Question

Consider an octahedral complex \(\mathrm{MA}_{3} \mathrm{B}_{3} .\) How many geo- metric isomers are expected for this compound? Will any of the isomers be optically active? If so, which ones?

Short answer

There are two possible geometric isomers for the given \(\mathrm{MA}_{3}\mathrm{B}_{3}\) octahedral complex. Geometric isomer 1 is not optically active, while geometric isomer 2 is optically active, as it has an enantiomeric/non-superimposable mirror image.

Step-by-step solution

Determine the possible arrangements of ligands around the central atom

First, let's draw an octahedron with positions for ligands numbered 1 to 6. We have three A ligands and three B ligands to place around the central metal atom. We will start with A ligands and consider symmetry to avoid duplicating isomers. One possible arrangement is placing three A ligands in a plane, with the B ligands filling the other three positions. For example, we can place A ligands in positions 1, 3, and 4, and B ligands in positions 2, 5, and 6. We'll call this geometric isomer 1. The second possible arrangement is placing the A ligands at every other position, such as 1, 3, and 5. With B ligands in the other three positions, at 2, 4, and 6. We'll call this geometric isomer 2. There are no other unique arrangements possible for the \(\mathrm{MA}_{3}\mathrm{B}_{3}\) complex, so there are two possible geometric isomers.

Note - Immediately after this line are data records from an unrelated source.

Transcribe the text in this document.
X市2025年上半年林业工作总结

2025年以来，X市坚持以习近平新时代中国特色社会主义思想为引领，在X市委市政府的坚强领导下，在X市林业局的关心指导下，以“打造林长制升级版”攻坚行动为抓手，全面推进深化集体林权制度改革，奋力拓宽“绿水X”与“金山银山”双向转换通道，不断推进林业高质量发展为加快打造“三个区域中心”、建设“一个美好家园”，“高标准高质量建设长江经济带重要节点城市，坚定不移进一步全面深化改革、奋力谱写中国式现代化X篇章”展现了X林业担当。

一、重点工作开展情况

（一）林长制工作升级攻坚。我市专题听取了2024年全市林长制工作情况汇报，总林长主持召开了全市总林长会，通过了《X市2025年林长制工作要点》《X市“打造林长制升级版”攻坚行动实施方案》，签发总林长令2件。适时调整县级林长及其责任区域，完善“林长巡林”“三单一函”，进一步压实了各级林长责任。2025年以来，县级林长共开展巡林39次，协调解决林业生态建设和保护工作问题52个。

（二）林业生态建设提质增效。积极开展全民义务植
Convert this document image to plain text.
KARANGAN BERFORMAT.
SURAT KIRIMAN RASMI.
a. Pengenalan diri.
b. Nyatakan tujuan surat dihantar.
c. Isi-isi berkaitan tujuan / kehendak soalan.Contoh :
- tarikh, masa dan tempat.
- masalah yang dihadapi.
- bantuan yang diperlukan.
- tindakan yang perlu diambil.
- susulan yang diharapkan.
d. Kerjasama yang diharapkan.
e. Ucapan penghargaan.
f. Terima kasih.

Determine if any of the isomers are optically active

To investigate optical activity, we'll look for enantiomers (non-superimposable mirror images) for each geometric isomer. Geometric isomer 1 (three A ligands in a plane and three B ligands in a plane) has a mirror plane of symmetry containing M and dividing the A and B ligands. This means that any mirror image of the complex would still be superimposable on the original complex. Thus, geometric isomer 1 is not optically active. Geometric isomer 2 (three pairs of A and B ligands in alternate positions) does not have any symmetry planes. If we draw a mirror image of this isomer, we get an enantiomeric/non-superimposable complex. Thus, geometric isomer 2 has an enantiomer and is optically active. #Summary# There are two possible geometric isomers for the given \(\mathrm{MA}_{3}\mathrm{B}_{3}\) octahedral complex. Geometric isomer 1 is not optically active, while geometric isomer 2 is optically active, as it has an enantiomeric/non-superimposable mirror image.

Key concepts

Octahedral Complex

In the context of coordination chemistry, an octahedral complex is a compound where a central metal atom is surrounded by six ligands in a geometric arrangement that resembles an octahedron. Each ligand is connected to the metal by a coordinate bond, and they are spaced around the metal atom at 90-degree angles to one another along the Cartesian axes.

Understanding the structure of an octahedral complex is crucial, as the spatial arrangement of ligands can affect the complex's chemical properties, including reactivity and optical activity. In our exercise example, the octahedral complex is described by the formula \(\mathrm{MA}_{3} \mathrm{B}_{3}\), indicating that the central metal atom, M, is surrounded by three A ligands and three B ligands. The question is how these ligands can be arranged and what properties, such as geometric or optical isomerism, may result from different arrangements.

Geometric Isomers

Geometric isomers, also known as cis-trans isomers, are compounds with the same formula but different spatial arrangements of atoms. This type of isomerism is particularly pertinent to coordination complexes like the octahedral complex, where the arrangement of different ligands around the central metal can lead to isomers with distinctive properties.

For the \(\mathrm{MA}_{3} \mathrm{B}_{3}\) complex, we consider two different arrangements of the ligands A and B. If the three A ligands are adjacent to one another, forming a plane, and the B ligands occupy the opposite positions, we have one geometric isomer. Alternatively, if A and B alternate around the central atom, we have another distinct geometric isomer. Geometric isomers can result in vastly different chemical and physical behaviors, including their responses to polarized light, which is pivotal in the study of optical activity.

Enantiomers

Enantiomers are a type of stereoisomers that are mirror images of each other but cannot be superimposed. This non-superimposability makes enantiomers chiral, meaning they have handedness, much like left and right hands. Enantiomers often arise in coordination chemistry, where the spatial arrangement of ligands around the central metal can generate mirror-image forms.

In the \(\mathrm{MA}_{3} \mathrm{B}_{3}\) example, the second geometric isomer, with alternating A and B ligands, does not possess a plane of symmetry and therefore can exist as two enantiomers, which are optically active. Optical activity is detected when such compounds rotate the plane of polarized light, a characteristic exploited for applications ranging from pharmaceuticals to the food industry. In contrast, a compound like the first isomer, with a plane of symmetry, will not exhibit optical activity as its mirror image is superimposable on itself.